The roller coaster

This past week has been an emotional roller-coaster, mostly involving Tim, and everything else, including Christmas, has faded into the background. Last night the roller coaster took a huge plunge and I watched everything change in the course of a single meeting.


After three doctors gave Tim his diagnosis a couple of days ago, we no longer talked in terms of his recovery. Tumors in both lungs and the esophagus have developed too far to be treated, and he was told he has at most six months to live. Most medics familiar with this type of cancer estimate much less time. A feeding tube was inserted since he can no longer swallow, and we began to mobilize to bring him home to San Carlos.


I visited a local Catholic hospital, said to be one of the best, but soon realized we didn't have the funds to afford it. But we had another option: a vacation home five minutes from my place, where he would be comfortable. I found a private nurse and interviewed a woman who could clean and spend most of the week with him, figuring I could sleep over most nights. I don't have nursing or hospice skills, and I asked myself a number of times how I could get over my queasiness and take on this unfamiliar role, but I was convinced that what I don't know I could learn from the nurse.
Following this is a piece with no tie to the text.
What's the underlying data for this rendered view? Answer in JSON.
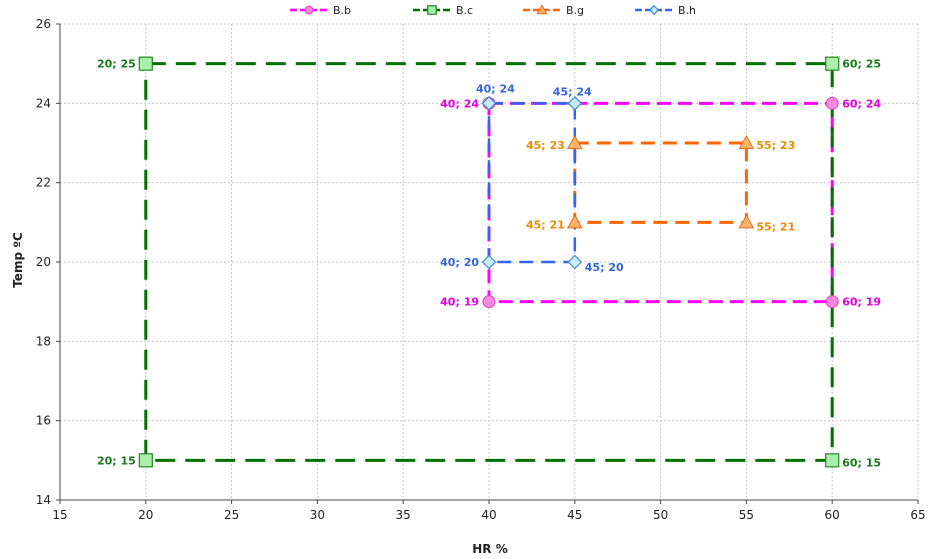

At least, I thought, he would get the attention he needs for the bedsores and a number of other details we felt were being ignored at the hospital.


I was looking for a hospital bed, an IV stand, foam pad, sources for morphine and oxygen...


But last night Team Tim got together, at least those of the group here in town, and in less than an hour everything changed. A former nurse went into grueling detail about what could be expected in caring for a terminal cancer patient, and a someone else pointed out that the hospital didn't have to discharge him. Then the consensus quickly swung in the direction of leaving him in the hospital. Some said they'd visit him regularly, with one of his friends promising to drive up on Christmas Day and take his laptop and some DVDs.


I had nothing much to say, being overwhelmingly outvoted. I don't have much faith in the overworked, underpaid hospital staff and worry that his bedsores, already very painful, will get much worse if they don't regularly help him shift positions. While everyone on the Team is tentatively volunteering to visit him on a regular basis, I wonder how long before they start forgetting Tim. Out of sight, out of mind.



A friend called Tim this morning and explained the decision, and Tim finally agreed that he's probably better off where he is, mentioning he had a long talk with one of his doctors last night. But I can't help but wonder if the individuals in this group would make the same decision for a spouse or best friend. This I know for sure: I wouldn't want such a choice to be made for me.